Ne adını duymuştum,ne de tadını bilirim.Bak merak ettim şimdi.
@haberhaber bulursam gönderirim, merak etme. Yazıyı okumadan resme baktım acaba el yapımı diye sonra bitki olduğunu okudum bilmediğimiz daha nice tatlar vardır..
linet,pilli pati;teşekkür ederim, ilgin değil mi? turşucu derken pbk’ ya yukarıda yorumlardan birinde anlattığım gibi geniş çapta bir dükkan ise umut olabilir:)akoni; yok işleme tabii tutulmuş vaziyette satışta oluyor, tuzu da fazlası ile olabiliyor hatta:))haber küp Antalya’ ya yolun düşerse denemelisin:)
vay be
Mehmet Akif Ersoy İlkokulu mezunuyum, eski sanayii denilen Ssk karşılarında bir yerlerde geçirdim o unutulmaz lojman çocukluğu mükemmelliğini.
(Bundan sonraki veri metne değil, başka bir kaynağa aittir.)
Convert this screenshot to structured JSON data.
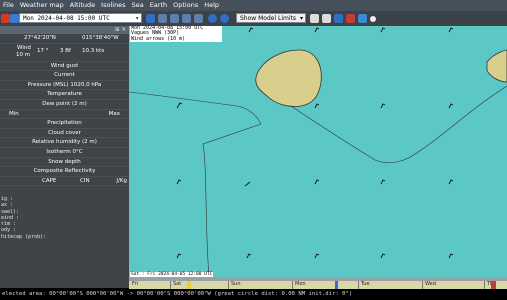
{
  "menu": [
    "File",
    "Weather map",
    "Altitude",
    "Isolines",
    "Sea",
    "Earth",
    "Options",
    "Help"
  ],
  "toolbar": {
    "date": "Mon 2024-04-08 15:00 UTC",
    "model_limits": "Show Model Limits"
  },
  "panel": {
    "lat": "27°42'20\"N",
    "lon": "015°38'40\"W",
    "wind_label": "Wind",
    "wind_height": "10 m",
    "wind_dir": "17 °",
    "wind_bf": "3 Bf",
    "wind_kts": "10.3 kts",
    "rows": [
      "Wind gust",
      "Current",
      "Pressure (MSL) 1020.0 hPa",
      "Temperature",
      "Dew point (2 m)"
    ],
    "min_label": "Min",
    "max_label": "Max",
    "rows2": [
      "Precipitation",
      "Cloud cover",
      "Relative humidity (2 m)",
      "Isotherm 0°C",
      "Snow depth",
      "Composite Reflectivity"
    ],
    "cape": "CAPE",
    "cin": "CIN",
    "jkg": "J/Kg",
    "bottom_lines": [
      "ig  :",
      "ax  :",
      "swel):",
      "eind :",
      "rim :",
      "ody  :",
      "hitecap (prob):"
    ]
  },
  "map": {
    "info_lines": [
      "Mon 2024-04-08 15:00 UTC",
      "Vagues NWW (30P)",
      "Wind arrows (10 m)"
    ],
    "bottom_label": "Sat : Fri 2024-04-05 12:00 UTC"
  },
  "timeline": {
    "days": [
      "Fri",
      "Sat",
      "Sun",
      "Mon",
      "Tue",
      "Wed",
      "Thu"
    ]
  },
  "status": {
    "text": "elected area:  00°00'00\"S  000°00'00\"W -> 00°00'00\"S  000°00'00\"W   (great circle dist: 0.00 NM  init.dir: 0°)"
  }
}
Okul önünde olmazsa mahallede olurdu bahsettiğin amca. Faruk Tugayoğlu Ortaokul’unda da oradaydı hep o bisiklet arkasındaki cam kutuda tirmis taşıyan amca. Canım o kadar çektiki, inanılmaz. Ama şunu biliyorumki aynı tadı tekrar bulamayacağım nasıl olsa. Teşekkürler @Makaleci…
ideland!!! çok sevindim, yaşasın, aynı şeyi gören, hisseden bir arkadaşım varmış:))dediğin gibi ssk’ nın olduğu, şu an il kütüphanesi de olan o sokakta, okulların önünde hep vardı!Antalya’ da değil misin şu an? O yüzden mi canım çekti dedin:(( yoksa eğer Antalyadaysan, portakal çiçeği bulvarına bakman lazım, olma ihtimali olabilir!!!A! pardon bir de; karaalioğlu parkının girişinde antalya stadının ana kapı (futbol izleyicilerinin giriş yaptığı kapı) önünde , çekirdek satanların yanında olabiliyor, muhakkak bakmak lazım!
Mak, annatma bu kadar detaylı Antalya’yı gözlerim doluyo…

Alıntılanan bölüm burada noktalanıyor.